The enforced silence about what went down in the session only invites speculation, an invitation that this blog is happy to accept. Perhaps MSNBC’s Schultz proclaimed to the president, “We at this table have your back, Mr. President.” Perhaps the president expressed disappointment that these left-leaners aren’t hitting the opposition squarely enough. Perhaps someone mentioned Fox News, and everyone else just sat there shaking their heads. Perhaps the president solicited advice from the group, though a journalist who has attended off-the-record White House sessions in the past says that’s unlikely. “It’s my hunch based on my limited experience that presidents are more interested in explaining themselves rather than seeking advice,” says the journalist.

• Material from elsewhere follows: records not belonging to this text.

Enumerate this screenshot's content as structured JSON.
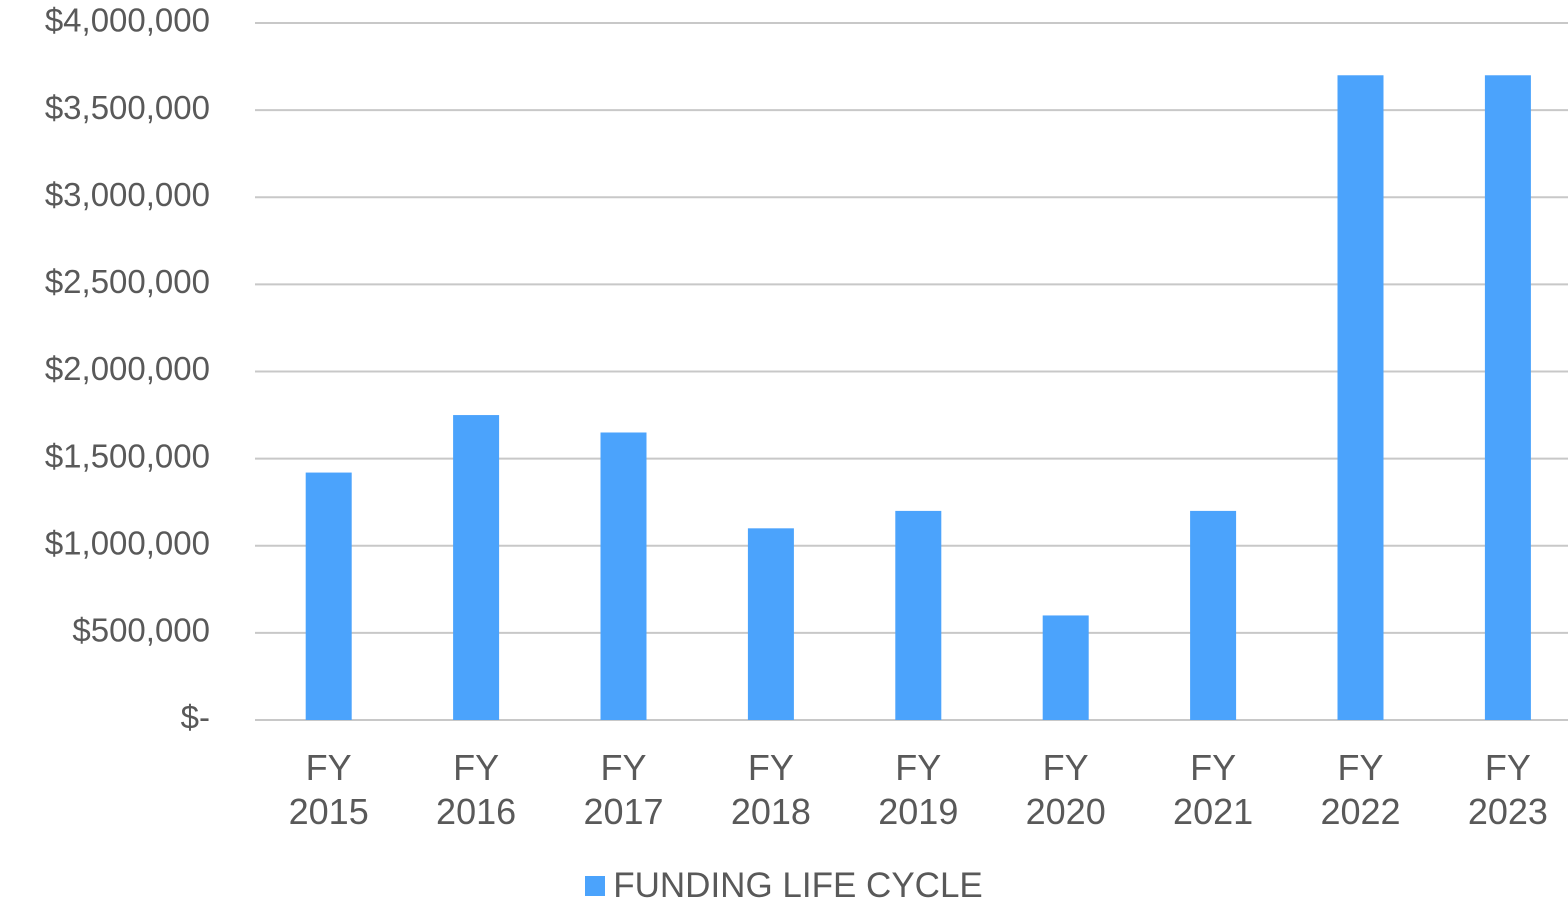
{
  "chart_data": {
    "type": "bar",
    "categories": [
      "FY 2015",
      "FY 2016",
      "FY 2017",
      "FY 2018",
      "FY 2019",
      "FY 2020",
      "FY 2021",
      "FY 2022",
      "FY 2023"
    ],
    "series": [
      {
        "name": "FUNDING LIFE CYCLE",
        "color": "#4ba3fc",
        "values": [
          1420000,
          1750000,
          1650000,
          1100000,
          1200000,
          600000,
          1200000,
          3700000,
          3700000
        ]
      }
    ],
    "ylim": [
      0,
      4000000
    ],
    "yticks": [
      {
        "value": 0,
        "label": "$-"
      },
      {
        "value": 500000,
        "label": "$500,000"
      },
      {
        "value": 1000000,
        "label": "$1,000,000"
      },
      {
        "value": 1500000,
        "label": "$1,500,000"
      },
      {
        "value": 2000000,
        "label": "$2,000,000"
      },
      {
        "value": 2500000,
        "label": "$2,500,000"
      },
      {
        "value": 3000000,
        "label": "$3,000,000"
      },
      {
        "value": 3500000,
        "label": "$3,500,000"
      },
      {
        "value": 4000000,
        "label": "$4,000,000"
      }
    ],
    "grid": true,
    "legend": "bottom"
  }
}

For all we know, the attendees pressed the president to place things on the record, yet they somehow feel bound not to talk about such efforts.

Enough hammering on the journalists in attendance. The real problem here is a president who fears the record, or at least groups of reporters hungry for answers. The oft-cited Towson University Professor Martha Joynt Kumar has compiled numbers documenting the president’s lack of availability when it comes to news conferences and Q&A sessions with reporters. Yet, in fairness, Obama outpaces others in terms of interviews granted. (568, compared to 190 for George W. Bush, 187 for Bill Clinton, 294 for George H.W. Bush and 224 for Reagan over a comparable period).